Sir Simon Rattle, como decía al comienzo, ha sido el escultor del alma de una orquesta de la envergadura de la Sinfónica de Londres. La ha modelado, haciendo vibrar esa cuerda excepcional, con los dedos de la mano izquierda moviéndolos como deben moverse las sonoridades, y en ese modelar la gran mole sonora ha llevado a la orquesta a la máxima expresión emotiva y se ha abismado en el dramatismo sugerente que envuelve y atrapa al auditorio, cautivado y, a veces, sorprendido de tal caudal de sonidos y emociones que inunda, en este caso, un recinto tan riguroso como el Palacio de Carlos V. Sir Simon Rattle, el prodigioso escultor; Mahler, el genial creador, y la London Symphony, la maestría y la fidelidad hecha música, triunfaron en el importante ciclo sinfónico que el actual director del Festival, Diego Martínez, nos ha preparado en su despedida del certamen.

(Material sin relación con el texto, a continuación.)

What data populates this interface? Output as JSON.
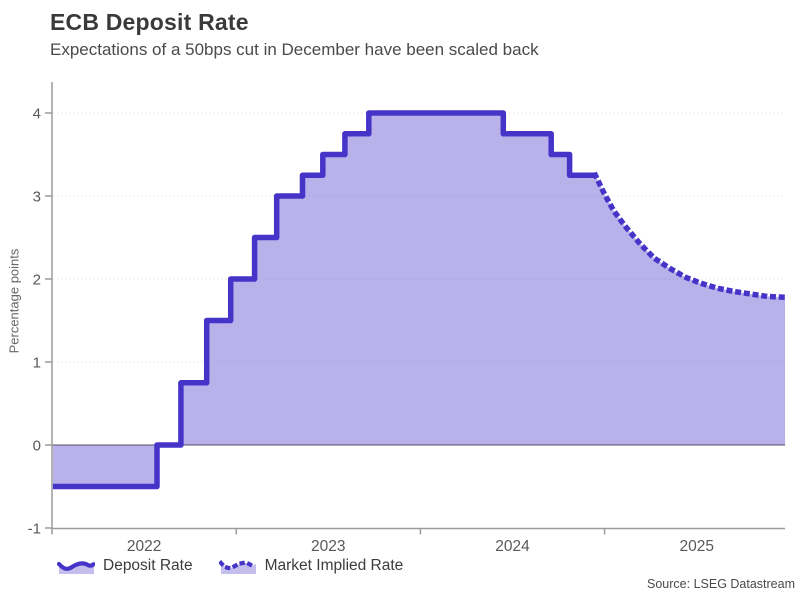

Tras la angustia de la 'Trágica' de Mahler el domingo, ayer la London Symphony Orchestra cambió de registro y comenzó su actuación, dirigida de nuevo por Sir Simon Rattle, con 'El carnaval romano', obra del romántico francés Hector Berlioz, para luego recrear junto a la violinista Janine Jansen el 'Concierto para violín' en Re menor de Jean Sibelius, una pieza de su primera etapa que con los años fue reconocida como una obra maestra del repertorio violinístico. En la segunda parte del concierto la orquesta ofreció la Segunda Sinfonía de Johannes Brahms, que es una de las más delicadas y poéticas obras de este compositor, escrita en unas vacaciones de verano. El público empezó a llamarla 'Pastoral', estableciendo así cierta comparación con Beethoven.